Kulluk sistemi, 1826 yıllında “Vakayı Hayriye” adıyla kanlı bir şekilde resmen sonlandırılırsa da varlığını korumuştur. Vesayet rejimi önce güçlü paşaların elinde ardından Ordu eliyle uygulanmış ve günümüze ulaştırılmıştır. Kapıkullarından gelen geleneği miras alan ordu-bürokrat kliği, devleti kutsayarak, kendisini devletle özdeşleştirmiştir. Bunlara göre, esas olan devlettir, halk, devlet için vardır ve devlete karşı sorumludur, halkın sorumluluğuna karşı, hakları yoktur. Kendi kendini yönetmesini beceremeyen, güvenilmeyen cahil bir kitleden oluşur. Bu yüzden tüm iktidar gücü emin ellerde, yani devletin elinde bulunması gerekir. Türkiye Cumhuriyeti her ne kadar bir parlamentoya ve bu parlamentoda çıkan bir hükümet tarafından yönetiliyor gözükse de esas güç odağı ordu olmuştur. Ordu her on yılda bir sarsılan devlet otoritesini yeniden güçlendirmek için yönetime el koymuş, gerekli düzenlemeleri yaptıktan sonra yönetimi görünürde sivil yönetime yeniden devretmiştir. Ama iktidar gücünü hep elinde bulundurmuştur, anayasal bir kurum haline dönüştürdüğü Milli Güvenlik Kurulu (MGK) eliyle iktidarı yönetmiş, yönlendirmiş ve her istediğini hükümete dikte ettirmiştir. Türkiye’de öyle zamanlar yaşanmıştır ki hükümetler Milli Güvenlik Kurulu’nun memurları, mecliste kuruldan çıkan her şeyi onaylayan noterlere dönüşmüşlerdir. Asker adeta iktidar içinde iktidar olmuştur ki buna eskiden “Derin devlet”, şimdilerde ise “Paralel devlet” denilmektedir. Kulların piyonu olan Sultan gibi, meclis ve hükümette son yıllara kadar ordunun piyonu olmuşlardı. Başbakanın da belirttiği gibi, “ hükümet olduk ama iktidar olamadık” şeklinde tepkisini göstermiştir. Şu husus unutulmamalıdır ki kutsal-ceberut devlet geleneğinden gelen ülkelerde hükümet olunur ama iktidar olunmaz, iktidar her zaman muktedir atanmışların denetim ve gözetiminde olması gereken ve baldırı çıplak halka bırakılamayacak kadar kutsal ve ciddi bir kurum olarak görülmüştür.
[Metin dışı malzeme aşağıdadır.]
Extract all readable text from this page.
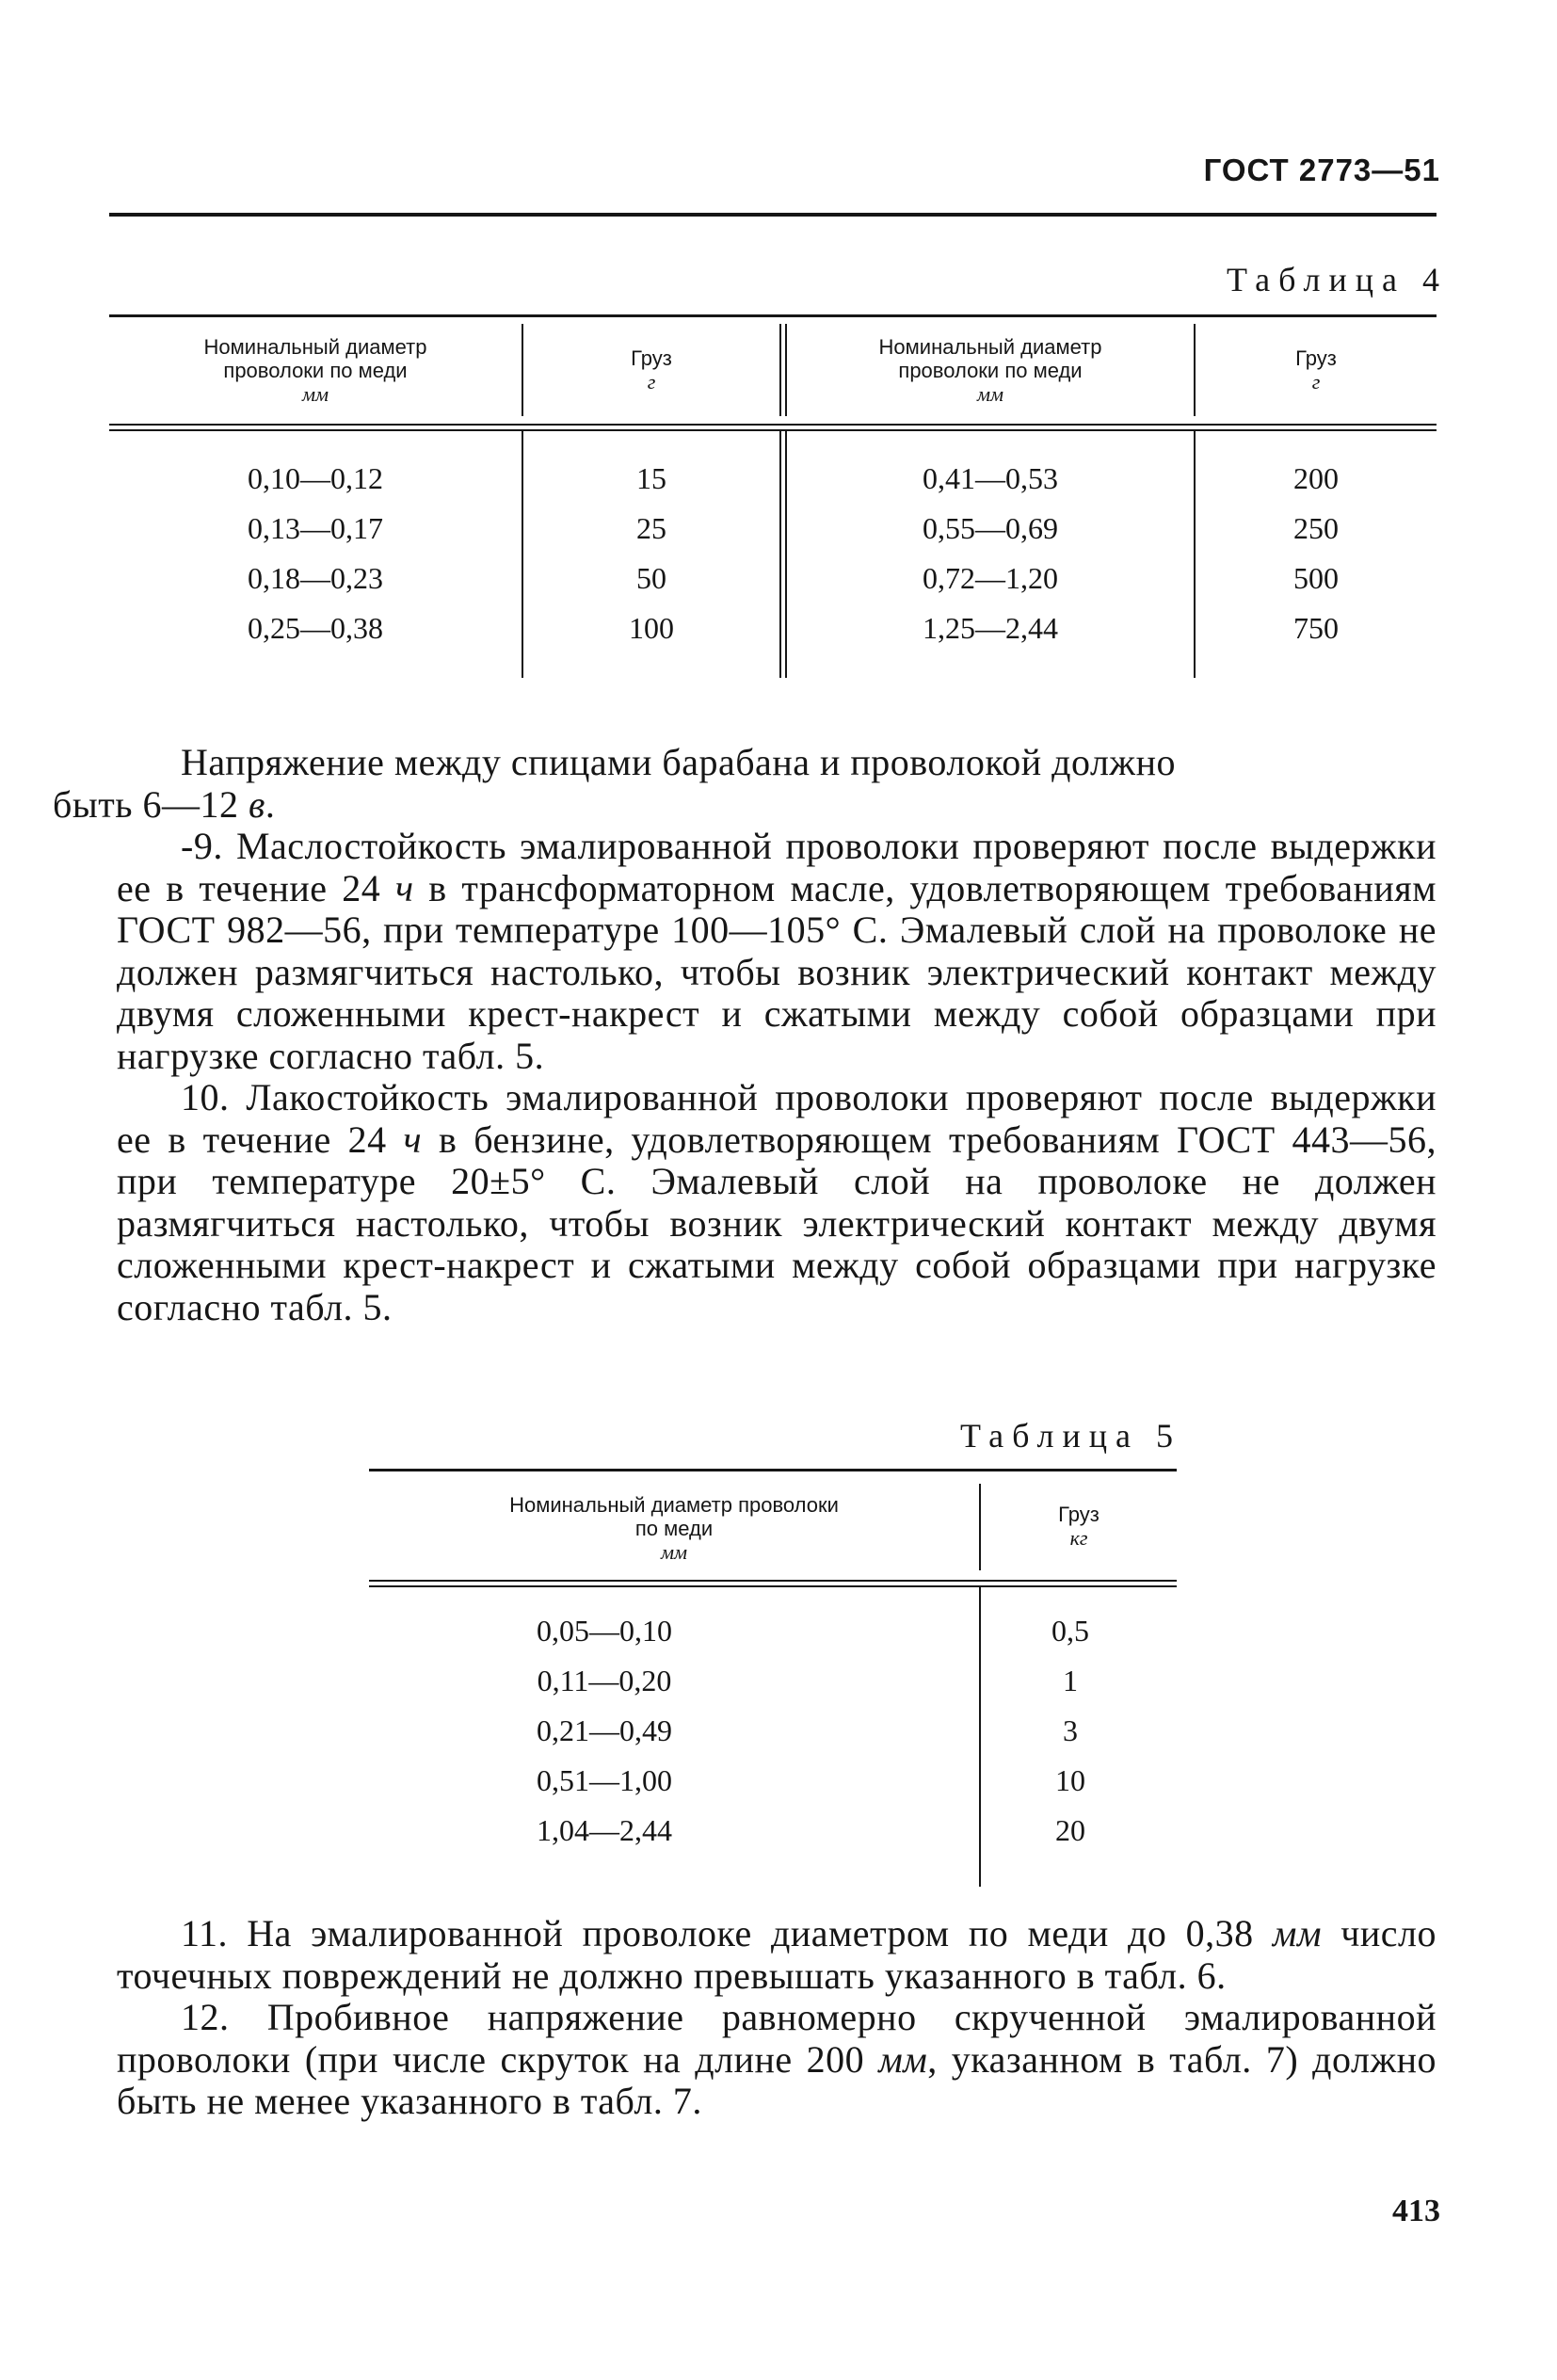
ГОСТ 2773—51
Таблица 4
Номинальный диаметр
проволоки по меди
мм
Груз
г
Номинальный диаметр
проволоки по меди
мм
Груз
г
0,10—0,12
0,13—0,17
0,18—0,23
0,25—0,38
15
25
50
100
0,41—0,53
0,55—0,69
0,72—1,20
1,25—2,44
200
250
500
750

Напряжение между спицами барабана и проволокой должно
быть 6—12 в.

-9. Маслостойкость эмалированной проволоки проверяют после выдержки ее в течение 24 ч в трансформаторном масле, удовлетворяющем требованиям ГОСТ 982—56, при температуре 100—105° С. Эмалевый слой на проволоке не должен размягчиться настолько, чтобы возник электрический контакт между двумя сложенными крест-накрест и сжатыми между собой образцами при нагрузке согласно табл. 5.

10. Лакостойкость эмалированной проволоки проверяют после выдержки ее в течение 24 ч в бензине, удовлетворяющем требованиям ГОСТ 443—56, при температуре 20±5° С. Эмалевый слой на проволоке не должен размягчиться настолько, чтобы возник электрический контакт между двумя сложенными крест-накрест и сжатыми между собой образцами при нагрузке согласно табл. 5.

Таблица 5
Номинальный диаметр проволоки
по меди
мм
Груз
кг
0,05—0,10
0,11—0,20
0,21—0,49
0,51—1,00
1,04—2,44
0,5
1
3
10
20

11. На эмалированной проволоке диаметром по меди до 0,38 мм число точечных повреждений не должно превышать указанного в табл. 6.

12. Пробивное напряжение равномерно скрученной эмалированной проволоки (при числе скруток на длине 200 мм, указанном в табл. 7) должно быть не менее указанного в табл. 7.

413
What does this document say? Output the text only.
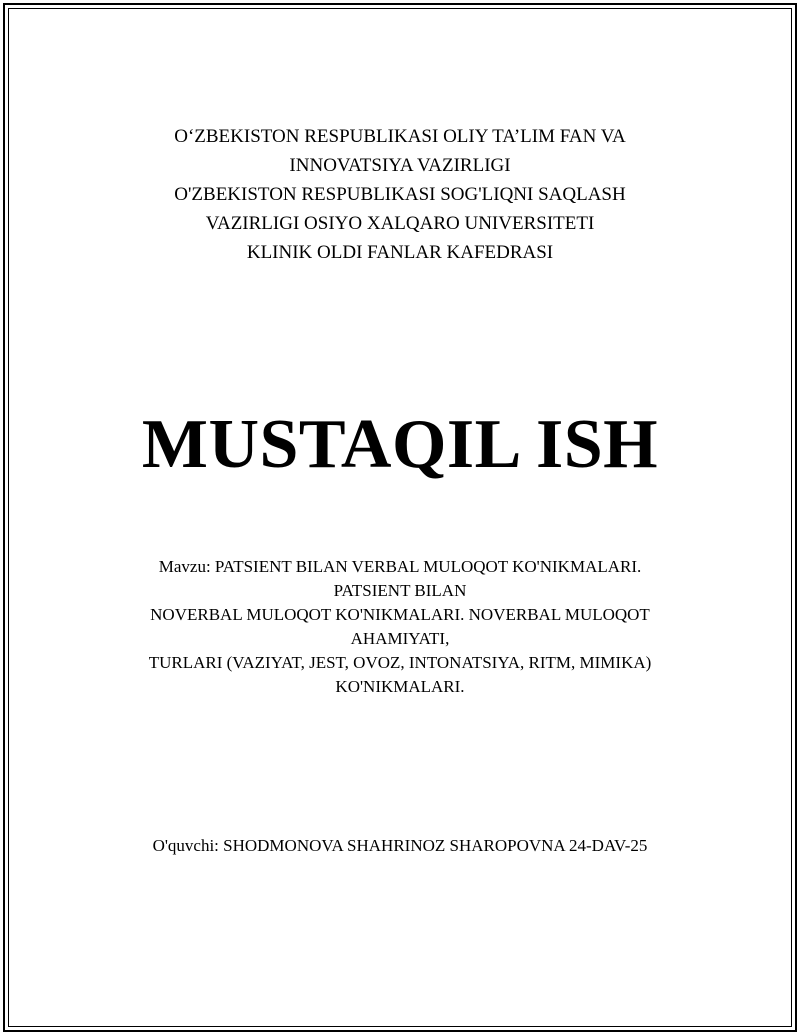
O‘ZBEKISTON RESPUBLIKASI OLIY TA’LIM FAN VA
INNOVATSIYA VAZIRLIGI
O'ZBEKISTON RESPUBLIKASI SOG'LIQNI SAQLASH
VAZIRLIGI OSIYO XALQARO UNIVERSITETI
KLINIK OLDI FANLAR KAFEDRASI
MUSTAQIL ISH
Mavzu: PATSIENT BILAN VERBAL MULOQOT KO'NIKMALARI.
PATSIENT BILAN
NOVERBAL MULOQOT KO'NIKMALARI. NOVERBAL MULOQOT
AHAMIYATI,
TURLARI (VAZIYAT, JEST, OVOZ, INTONATSIYA, RITM, MIMIKA)
KO'NIKMALARI.
O'quvchi: SHODMONOVA SHAHRINOZ SHAROPOVNA 24-DAV-25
Türkiye’de hükümet olan her başbakan iktidar olmak istemiştir. Kurdukları ittifaklar güçlüyse ve arkasından biraz halk desteği varsa bu istek daha açık hale gelmiştir. Fakat sistem Osmanlı’da olduğu gibi güçlü başbakan istememektedir. Bunda ısrar edenler olursa da canlarını ortaya koymaları gerekir. Menderes idam edilerek, Özal “zehirletilerek” bedelini ödemiştir, bunun bilincinde olan Demirel, etliye sütlüye karışmamıştır. Bugün kendisini güçlü hisseden Erdoğan da iktidar olmak istemektedir. Dinci-ulusalcı cepheye dayanarak yalnız Türkiye’de değil, İslam dünyasının da lideri olmak istemekte ve kendisini buna hazırlamış görünmektedir. Bunun için demokratları, solcuları, Alevileri ve laikçileri dışlamakta ve şeriatı savunur duruma gelmiştir. Mısır’daki Esma için gözyaşı döken Erdoğan’ın, Gezi’de öldürülen Alevi gençler için üzüntü duyması mümkün değildir. II. Abdülhamit rolünü oynamaya kalkan Erdoğan’ın yanılgısı kurduğu ittifaklarda yatmaktadır, arkasında güçlü bir halk desteği varsa da kurduğu ittifaklar yanlıştır. Askeri vesayetten kurtulmak isterken, Amerikan kontrollündeki dinci-ulusalcı kesimin kucağına düşmüştür. Amerika’dan icazet almadan İslam dünyasında emperyal oyuncu olunamayacağı gerçeğini kendisine hatırlatılmıştır. Konjonktürün zorlamasıyla devlet, Kürt sorununda çözüm arayışına girmişken, hiç ummadığı anda ve yerde karşısında ittifak kurduğu bu dinci-ulusalcı kesimi görmüştür ve afallamıştır. Türkiye tarihinde ilk kez dini referans alan bir iktidar içten vurulmuştur. Afallaşan hükümet halka değil, daha önce bertaraf etmeye çalıştığı güçlere yanaşmaktadır. Orduya yanaşmak Türkiye’ye bir şey kazandıramayacağı gibi hükümeti de kurtaramayacaktır. Kürt sorununu çözemeyen bir başbakanın bırakınız İslam dünyasının lideri olması, Türkiye’de dahi iktidar olma şansı yoktur. Erdoğan’ın diktatörlük hevesleri olabilir ama kalıcı olma ihtimali çok zayıftır, karizma çizilmiştir.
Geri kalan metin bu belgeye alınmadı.